The Yukon Employees’ Union (YEU) and Yukon Hospital Corporation are at odds over whether there’s a critical staffing shortage at the territory’s hospitals, with the union saying the situation is threatening workers’ safety and Yukoners’ health.
The corporation, however, claims the union is misrepresenting the situation and is accusing it of spreading “misinformation.”
The YEU, in a press release Oct. 19, announced that the Yukon’s hospitals were “bleeding out” due to severe understaffing, citing the resignation of four nurses at Whitehorse General Hospital within a 12-hour period the week prior as indicative of a larger underlying issue.
“While damning, these resignations are merely symptoms of a system on the verge of collapse,” the press release says. “Doctors, surgeons and Hospital staff represented both by YEU/PSAC and PIPSC have been raising the alarm for years, and the situation is now critical.

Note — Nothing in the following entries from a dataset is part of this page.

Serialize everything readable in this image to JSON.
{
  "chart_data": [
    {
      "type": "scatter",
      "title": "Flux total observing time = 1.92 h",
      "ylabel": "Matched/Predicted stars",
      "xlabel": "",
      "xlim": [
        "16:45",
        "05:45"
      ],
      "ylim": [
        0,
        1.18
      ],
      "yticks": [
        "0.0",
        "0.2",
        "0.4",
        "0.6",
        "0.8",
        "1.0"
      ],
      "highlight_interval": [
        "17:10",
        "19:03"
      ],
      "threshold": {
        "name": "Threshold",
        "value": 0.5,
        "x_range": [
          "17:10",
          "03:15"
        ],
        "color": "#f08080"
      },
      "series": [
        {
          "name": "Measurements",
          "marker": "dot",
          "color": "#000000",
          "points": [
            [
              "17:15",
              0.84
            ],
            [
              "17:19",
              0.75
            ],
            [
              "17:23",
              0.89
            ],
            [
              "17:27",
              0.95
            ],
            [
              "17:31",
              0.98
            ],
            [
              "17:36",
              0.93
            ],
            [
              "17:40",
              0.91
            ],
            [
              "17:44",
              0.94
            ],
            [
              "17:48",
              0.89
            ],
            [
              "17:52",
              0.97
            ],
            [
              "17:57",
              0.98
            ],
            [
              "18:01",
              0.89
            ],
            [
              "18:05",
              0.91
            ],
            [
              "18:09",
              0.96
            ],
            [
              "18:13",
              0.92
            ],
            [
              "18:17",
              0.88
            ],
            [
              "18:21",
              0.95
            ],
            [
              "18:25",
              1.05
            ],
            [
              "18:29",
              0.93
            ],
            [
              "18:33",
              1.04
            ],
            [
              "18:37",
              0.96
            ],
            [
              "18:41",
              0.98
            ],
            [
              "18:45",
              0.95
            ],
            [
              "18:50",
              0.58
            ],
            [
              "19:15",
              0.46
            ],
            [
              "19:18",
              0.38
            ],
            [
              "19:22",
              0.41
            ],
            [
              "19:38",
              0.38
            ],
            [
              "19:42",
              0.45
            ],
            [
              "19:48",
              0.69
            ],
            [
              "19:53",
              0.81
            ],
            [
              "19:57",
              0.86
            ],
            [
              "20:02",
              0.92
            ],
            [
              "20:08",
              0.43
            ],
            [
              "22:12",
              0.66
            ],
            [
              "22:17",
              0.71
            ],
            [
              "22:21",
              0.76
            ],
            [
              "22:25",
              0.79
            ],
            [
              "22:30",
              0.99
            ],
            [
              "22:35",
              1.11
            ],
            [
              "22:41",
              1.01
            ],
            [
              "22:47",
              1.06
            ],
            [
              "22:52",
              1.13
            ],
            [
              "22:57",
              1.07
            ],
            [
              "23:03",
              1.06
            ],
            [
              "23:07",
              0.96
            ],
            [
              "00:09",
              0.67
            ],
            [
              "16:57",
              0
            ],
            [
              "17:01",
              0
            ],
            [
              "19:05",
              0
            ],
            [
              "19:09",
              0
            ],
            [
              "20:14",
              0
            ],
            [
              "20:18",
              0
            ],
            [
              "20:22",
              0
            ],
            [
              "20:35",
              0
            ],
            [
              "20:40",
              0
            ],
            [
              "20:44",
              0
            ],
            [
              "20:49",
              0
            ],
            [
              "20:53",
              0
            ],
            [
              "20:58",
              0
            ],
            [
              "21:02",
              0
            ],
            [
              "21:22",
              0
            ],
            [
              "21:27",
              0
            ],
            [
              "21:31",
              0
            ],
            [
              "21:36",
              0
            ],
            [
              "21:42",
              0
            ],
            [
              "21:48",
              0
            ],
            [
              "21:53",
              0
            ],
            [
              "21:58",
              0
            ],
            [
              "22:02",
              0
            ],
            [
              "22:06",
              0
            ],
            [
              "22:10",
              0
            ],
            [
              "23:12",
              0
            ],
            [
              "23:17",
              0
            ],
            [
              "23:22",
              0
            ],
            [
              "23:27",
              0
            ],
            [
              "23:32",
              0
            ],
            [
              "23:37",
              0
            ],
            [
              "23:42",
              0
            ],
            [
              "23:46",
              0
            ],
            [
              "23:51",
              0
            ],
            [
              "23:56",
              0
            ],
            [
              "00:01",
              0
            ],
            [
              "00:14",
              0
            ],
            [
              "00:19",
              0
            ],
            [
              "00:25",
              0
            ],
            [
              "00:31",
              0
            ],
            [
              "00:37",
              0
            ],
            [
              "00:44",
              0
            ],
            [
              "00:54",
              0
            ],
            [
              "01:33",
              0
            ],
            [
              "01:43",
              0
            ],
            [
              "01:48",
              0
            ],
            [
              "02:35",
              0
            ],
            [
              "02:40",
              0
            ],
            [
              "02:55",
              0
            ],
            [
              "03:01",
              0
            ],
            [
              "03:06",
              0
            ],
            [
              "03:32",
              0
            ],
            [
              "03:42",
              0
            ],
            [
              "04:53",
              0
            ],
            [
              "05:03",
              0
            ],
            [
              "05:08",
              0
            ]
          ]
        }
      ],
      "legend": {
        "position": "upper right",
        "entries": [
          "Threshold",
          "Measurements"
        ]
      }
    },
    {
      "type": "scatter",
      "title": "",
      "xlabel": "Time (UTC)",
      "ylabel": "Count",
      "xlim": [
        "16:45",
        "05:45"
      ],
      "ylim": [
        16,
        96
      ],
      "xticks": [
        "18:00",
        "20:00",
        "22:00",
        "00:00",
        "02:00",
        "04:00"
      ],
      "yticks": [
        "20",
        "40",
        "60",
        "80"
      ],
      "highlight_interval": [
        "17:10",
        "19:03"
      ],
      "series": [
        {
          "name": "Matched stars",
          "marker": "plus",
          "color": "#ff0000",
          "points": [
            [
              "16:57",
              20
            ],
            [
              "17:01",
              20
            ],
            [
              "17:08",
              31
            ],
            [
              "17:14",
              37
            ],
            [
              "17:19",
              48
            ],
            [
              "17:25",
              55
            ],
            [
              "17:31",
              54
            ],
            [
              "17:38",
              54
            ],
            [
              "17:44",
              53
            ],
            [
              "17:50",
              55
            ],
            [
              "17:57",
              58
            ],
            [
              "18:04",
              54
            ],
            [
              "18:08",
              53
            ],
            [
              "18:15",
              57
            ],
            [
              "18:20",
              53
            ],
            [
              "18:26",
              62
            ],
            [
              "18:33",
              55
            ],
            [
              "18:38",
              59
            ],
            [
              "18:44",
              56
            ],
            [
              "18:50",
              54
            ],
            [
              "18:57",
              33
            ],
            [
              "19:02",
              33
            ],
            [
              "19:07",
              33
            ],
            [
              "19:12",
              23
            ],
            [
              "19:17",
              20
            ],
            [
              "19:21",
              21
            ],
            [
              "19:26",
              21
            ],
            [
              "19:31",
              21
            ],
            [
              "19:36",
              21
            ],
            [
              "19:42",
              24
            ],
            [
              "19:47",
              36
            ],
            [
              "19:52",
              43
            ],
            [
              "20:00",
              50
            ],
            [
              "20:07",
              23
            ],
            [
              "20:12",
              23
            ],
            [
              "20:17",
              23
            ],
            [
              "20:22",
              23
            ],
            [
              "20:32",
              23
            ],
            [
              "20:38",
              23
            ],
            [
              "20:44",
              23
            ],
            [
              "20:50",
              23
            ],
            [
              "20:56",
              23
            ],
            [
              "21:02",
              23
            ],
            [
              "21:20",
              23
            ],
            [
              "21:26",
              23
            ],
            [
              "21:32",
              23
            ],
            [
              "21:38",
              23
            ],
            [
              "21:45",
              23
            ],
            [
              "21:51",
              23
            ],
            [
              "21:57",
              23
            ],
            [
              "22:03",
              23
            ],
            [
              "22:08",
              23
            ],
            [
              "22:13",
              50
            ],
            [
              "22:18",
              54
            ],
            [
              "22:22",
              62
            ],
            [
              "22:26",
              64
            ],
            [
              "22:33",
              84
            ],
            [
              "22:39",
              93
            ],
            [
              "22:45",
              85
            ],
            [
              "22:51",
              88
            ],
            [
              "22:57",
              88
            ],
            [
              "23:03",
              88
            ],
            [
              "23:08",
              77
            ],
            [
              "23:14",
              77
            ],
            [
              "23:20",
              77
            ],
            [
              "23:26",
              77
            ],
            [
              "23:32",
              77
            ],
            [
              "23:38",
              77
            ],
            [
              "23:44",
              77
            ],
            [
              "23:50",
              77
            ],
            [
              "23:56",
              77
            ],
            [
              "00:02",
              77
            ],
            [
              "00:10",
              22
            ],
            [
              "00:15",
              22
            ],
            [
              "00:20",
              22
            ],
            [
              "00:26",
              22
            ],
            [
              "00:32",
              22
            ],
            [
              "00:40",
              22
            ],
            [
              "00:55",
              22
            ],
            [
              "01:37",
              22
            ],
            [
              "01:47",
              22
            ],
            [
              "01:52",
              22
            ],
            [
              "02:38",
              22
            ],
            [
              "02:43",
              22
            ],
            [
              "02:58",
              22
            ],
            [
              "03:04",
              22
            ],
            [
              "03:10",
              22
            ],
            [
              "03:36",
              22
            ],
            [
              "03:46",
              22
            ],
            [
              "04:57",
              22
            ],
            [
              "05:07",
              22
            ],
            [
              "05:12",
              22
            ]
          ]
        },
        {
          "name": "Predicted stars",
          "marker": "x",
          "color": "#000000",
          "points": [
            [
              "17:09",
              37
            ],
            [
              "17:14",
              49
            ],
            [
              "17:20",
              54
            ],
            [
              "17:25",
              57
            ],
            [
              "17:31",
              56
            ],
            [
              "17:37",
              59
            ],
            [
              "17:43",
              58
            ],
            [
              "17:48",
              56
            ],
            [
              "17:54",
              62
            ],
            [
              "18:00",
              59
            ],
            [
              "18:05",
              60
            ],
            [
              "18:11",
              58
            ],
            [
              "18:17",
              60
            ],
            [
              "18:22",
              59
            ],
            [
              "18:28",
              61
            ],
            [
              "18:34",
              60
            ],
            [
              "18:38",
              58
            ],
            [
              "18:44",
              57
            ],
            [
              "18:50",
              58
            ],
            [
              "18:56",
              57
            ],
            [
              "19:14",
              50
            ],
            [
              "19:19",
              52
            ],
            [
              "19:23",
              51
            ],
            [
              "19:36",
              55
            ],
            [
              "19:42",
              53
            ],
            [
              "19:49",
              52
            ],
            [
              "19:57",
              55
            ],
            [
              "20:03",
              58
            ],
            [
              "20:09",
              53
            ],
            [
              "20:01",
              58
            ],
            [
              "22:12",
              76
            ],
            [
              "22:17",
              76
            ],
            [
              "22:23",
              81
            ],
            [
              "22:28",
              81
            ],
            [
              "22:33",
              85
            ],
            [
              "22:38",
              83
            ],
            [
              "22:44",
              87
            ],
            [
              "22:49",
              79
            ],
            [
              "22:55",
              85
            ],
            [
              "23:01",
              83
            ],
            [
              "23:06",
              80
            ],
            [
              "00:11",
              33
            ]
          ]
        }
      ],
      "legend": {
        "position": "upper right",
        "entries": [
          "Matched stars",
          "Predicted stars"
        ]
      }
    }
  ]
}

“Chronic understaffing has exposed hospital workers to a constellation of challenges including exposure to higher COVID risks with fewer resources and an ever-increasing workload.”
The union said that vacancies have also “skyrocketed,” with at least 42 vacant positions and more than 20 nursing positions unfilled.
In an interview, YEU president Steve Geick said that heavy workloads are an issue at all three of the Yukon’s hospitals, not just Whitehorse General, and that he’s hearing from members that they aren’t getting support from management.
In fact, he said, members are reporting that people who do complain about their workloads are being given remedial work to do on time management.
“And so it’s gotten to the point where I’m hearing from some staff that they just don’t fill out incident reports anymore because they’re not getting anywhere,” Geick said.
“They’re afraid of getting remedial work, they’re afraid of being called out by management, there’s just not support whatsoever. This is the worst I’ve seen morale, and perhaps staffing at the hospital, in like, well, I’ve been here 23 years.”
The YEU is also taking issue with what it says is the hospital corporation’s “unhealthy dependence” on agency nurses, who are flown in from Outside to help fill staffing needs.
“I think especially during COVID, they’re coming from all across Canada so I mean they could be coming from a hotspot,” Geick said. “They’re not required to self-isolate … It puts not only our members at risk but more importantly, the patients and clients in the hospital.”
A spokesperson for the Yukon Hospital Corporation, however, said that the YEU has it wrong.
“There is no doubt that we experience recruitment challenges — but we are not alone,” Chris Huestis wrote in an email Oct. 19.
“… The numbers that YEU states only provide part of the story and don’t reflect the complexities of recruiting within the hospital or the broader healthcare sector. It also does not reflect any understanding of staffing during a pandemic.”
The corporation, according to Huestis, has a “slightly higher than normal number” of job postings at the moment “due primarily to the fact that we’ve added new positions in response to growing demand for hospital services and COVID response.” While nursing at Whitehorse General currently has a roughly 8.5 per cent vacancy rate, the hospital was also able to hire 15 new employees within nursing last month, he wrote, and positions are typically filled in 30 to 40 days.
“To be clear, vacancy does not mean shifts go unfilled,” Huestis wrote.
He also said that the union’s claim that four nurses resigned within 12 hours was “inaccurate.” When asked about whether four nurses had quit within any period last week, Huestis said that the corporation “can’t speak to specific HR situations.”
In its own press release issued Oct. 20, the corporation claimed the YEU “has not engaged us on an ongoing basis to work collaboratively on any of the issues they raised in their statement.”
“YEU’s timing, and the public manner in which they chose to proceed, seems odd and highly cynical given we are about to resume collective bargaining in a couple days,” the press release continues.
“… Our hospitals, people and communities deserve better than false statements and misinformation that undermines trust and the good work that our entire team does.”
Geick said the union was going public with its concerns because going through “normal channels” wasn’t producing any meaningful change.
In a follow-up email, he said that he knew that four nurses had resigned from Whitehorse General on Oct. 13, and that the information about that having happened within a 12-hour period came from the executive of the local.
“I find it amusing that (the corporation’s) concern is that it wasn’t in a 12 hour period,” he wrote.
Geick wrote that he also found it “amusing” that the corporation was tying vacancies to its COVID response.
“(COVID) may have exacerbated the issue but the staff that is still there has been screaming for more bodies for at least the last six years,” he said.